Vererbung von einem Elter bzw. einem Elternpaar auf die Nachkommen beruht darauf, daß die Nachkommen ganz oder teilweise das gleiche Idioplasma haben wie der Elter oder bei geschlechtlicher Fortpflanzung wie die Eltern.
2. Die Variationserscheinungen.
Die Vererbung ist fast nie eine vollkommene, d. h. die Nachkommen sind fast nie dem Elter bzw. den Eltern völlig gleich, und ebenso sind fast immer die Geschwister untereinander verschieden. Man sagt, die Nachkommen „variieren“. Es ist die wichtigste Aufgabe der Vererbungswissenschaft, die Gesetzmäßigkeiten klarzulegen, nach denen dies Verschiedensein, diese Variation vor sich geht.
Ursache des Verschiedenseins der Kinder von den Eltern und der Kinder voneinander, d. h. Ursachen des Variierens kennen wir im wesentlichen dreierlei, und so lassen sich auch drei Gruppen von Variationen unterscheiden:
1. Die eine von diesen drei Hauptursachen beruht darauf, daß auch der erblichen Anlage nach, d. h. idioplasmatisch völlig gleiche Individuen je nach den äußeren Verhältnissen, unter denen sie aufgewachsen sind, je nach ihrer „Peristase“, sehr verschieden sein können. Wir bezeichnen diese Art der Variation als Variieren durch Modifikation oder in einer in diesem Buche verabredungsgemäß durchgeführten neuen Bezeichnung als Paravariation.
2. Eine zweite Ursache des Variierens beruht darauf, daß bei der geschlechtlichen Fortpflanzung ein neues Individuum fast immer dadurch entsteht, daß zwei Zellen sich vereinigen, die ihrer erblichen Anlage nach, d. h. im Idioplasma verschieden sind, und daß so eine Vermischung eine Kombination zweier Vererbungsrichtungen erfolgt. Man spricht dann von Mixovariationen.

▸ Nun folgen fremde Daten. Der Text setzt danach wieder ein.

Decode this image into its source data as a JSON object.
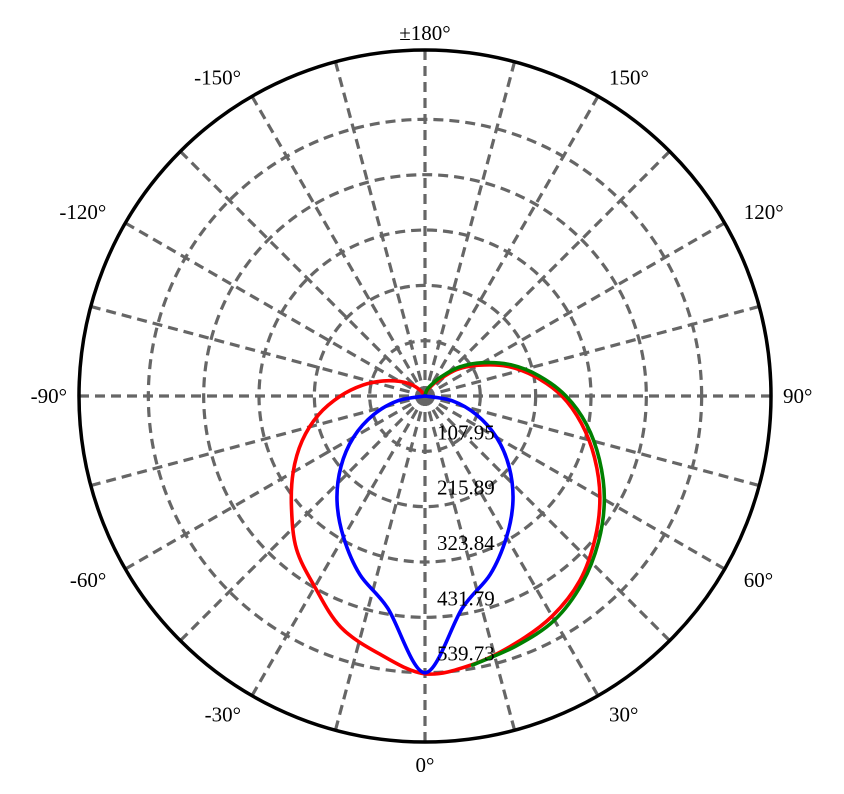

3. Eine dritte Ursache des Variierens beruht darauf, daß aus irgendwelchen Gründen und zu irgendwelchem Zeitpunkt eine Änderung im Gefüge des, im allgemeinen freilich sehr stabilen, Idioplasmas erfolgt und daß so Zellen und daraus Individuen mit verändertem Idioplasma hervorgehen, die entsprechend auch in ihren sekundären äußeren Eigenschaften verändert sind. Variationen, die auf einer solchen Änderung des Idioplasmas beruhen, bezeichnet man vielfach als Mutationen, wir wollen sie als Idiovariationen bezeichnen.